Son ami Jacques Sigurd lui propose de l'accompagner en montagne, à Guchen, un village de la vallée d'Aure où lui-même est invité par son amie niçoise Nicole qui connaît déjà Gérard. La jeune fille est devenue Mme Fourcade, la femme d'un sinologue alors en mission officielle à Nankin. Elle doit, quelques semaines plus tard, l'aller rejoindre, ce qui lui permettra d'accomplir au retour un véritable exploit en refaisant, par ses propres moyens, le parcours qui avait été celui de Marco Polo, de la Chine aux Indes, par les hauts-plateaux du Tibet, l'Himalaya et le Cachemire. La voyageuse a relaté ce périple dans un ouvrage intitulé Caravanes d'Asie

Deux ans et demi d'absence ne feront oublier, ni à Gérard, ni à Nicole, ce printemps des Pyrénées. Rentrée d'Asie en septembre 1948, Anne-Marie Nicole Fourcade deviendra, après son divorce, quelques années plus tard — le 29 novembre 1951 — Mme Anne Philipe. 

Les premières étapes 

Alors qu'il parcourt les sentiers de la montagne avec la jeune femme, un télégramme rejoint Gérard à Guchen. Le producteur Paul Graetz lui propose d'interpréter Le Diable au corps que Claude Autant-Lara va tourner d'après le roman de Raymond Radiguet. Gérard hésite: il se trouve trop âgé pour incarner ce collégien en mal d'amour. Nicole le convainc d'accepter. 

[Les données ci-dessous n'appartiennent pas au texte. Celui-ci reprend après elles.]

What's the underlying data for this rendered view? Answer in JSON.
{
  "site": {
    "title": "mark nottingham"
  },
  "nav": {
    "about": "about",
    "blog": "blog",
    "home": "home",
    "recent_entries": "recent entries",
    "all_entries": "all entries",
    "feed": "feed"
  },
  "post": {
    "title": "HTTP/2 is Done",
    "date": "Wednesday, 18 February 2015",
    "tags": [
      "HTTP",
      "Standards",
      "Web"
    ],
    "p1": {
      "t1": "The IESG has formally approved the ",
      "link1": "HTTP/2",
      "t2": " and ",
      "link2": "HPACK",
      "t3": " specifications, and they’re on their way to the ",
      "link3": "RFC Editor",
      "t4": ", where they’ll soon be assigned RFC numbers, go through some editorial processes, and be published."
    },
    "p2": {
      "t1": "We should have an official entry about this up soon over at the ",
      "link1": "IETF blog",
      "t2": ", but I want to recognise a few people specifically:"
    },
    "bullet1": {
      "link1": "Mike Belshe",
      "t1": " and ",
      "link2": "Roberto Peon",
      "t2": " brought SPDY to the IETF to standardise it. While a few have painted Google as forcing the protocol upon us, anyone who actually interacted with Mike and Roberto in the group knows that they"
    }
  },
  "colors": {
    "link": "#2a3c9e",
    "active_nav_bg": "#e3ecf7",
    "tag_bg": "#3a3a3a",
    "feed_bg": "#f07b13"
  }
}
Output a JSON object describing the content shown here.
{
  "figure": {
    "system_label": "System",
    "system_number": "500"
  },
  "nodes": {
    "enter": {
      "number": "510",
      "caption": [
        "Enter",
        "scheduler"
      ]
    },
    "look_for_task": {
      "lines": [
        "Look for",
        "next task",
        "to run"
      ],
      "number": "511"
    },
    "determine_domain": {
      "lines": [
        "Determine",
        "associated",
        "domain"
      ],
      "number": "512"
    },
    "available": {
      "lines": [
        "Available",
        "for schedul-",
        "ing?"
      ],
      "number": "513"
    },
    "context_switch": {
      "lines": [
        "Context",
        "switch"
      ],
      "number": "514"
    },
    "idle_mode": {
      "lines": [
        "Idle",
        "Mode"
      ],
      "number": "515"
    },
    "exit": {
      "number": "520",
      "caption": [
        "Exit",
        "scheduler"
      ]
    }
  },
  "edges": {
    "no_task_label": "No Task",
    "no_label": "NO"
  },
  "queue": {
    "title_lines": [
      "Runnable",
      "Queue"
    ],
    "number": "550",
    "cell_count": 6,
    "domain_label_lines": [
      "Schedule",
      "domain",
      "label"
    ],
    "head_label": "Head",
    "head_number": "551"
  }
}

Quand il rentre à Paris, Gérard s'installe avec sa mère dans un petit appartement, 22, rue de Tocqueville. Il ne tournera le film qu'à l'automne. Déjà, des difficultés surgissent, que suivront des polémiques. La censure juge le film immoral. Jean Cocteau, d'abord réticent, déclarera plus tard: « Le fait que le film soulève les mêmes scandales que le roman est encore un éloge à mes yeux ». 

Le Diable au corps est présenté au « Festival Mondial du Film et des Beaux-Arts » de Bruxelles où éclate un nouvel incident : l'ambassadeur quitte la salle au cours de la projection de ce film qui représente officiellement notre pays. Mais c'est un nouveau triomphe pour le comédien qui obtient le Prix de la Meilleure Interprétation Masculine, et reçoit bientôt de Hollywood des propositions qu'il refuse. 

Au printemps 1947, Gérard Philipe rejoint à Rome l'équipe de Christian-Jaque qui a déjà commencé La Chartreuse de Parme. Les premiers rapports sont assez distants, sinon difficiles. La confiance viendra, puis l'amitié, aidées peut-être par la découverte de l'Italie, la présence de Maria Casarès, la conscience du personnage. Près de six mois de tournage dans les rues et les palais de Rome, dans les sites d'Italie d'un été torride. 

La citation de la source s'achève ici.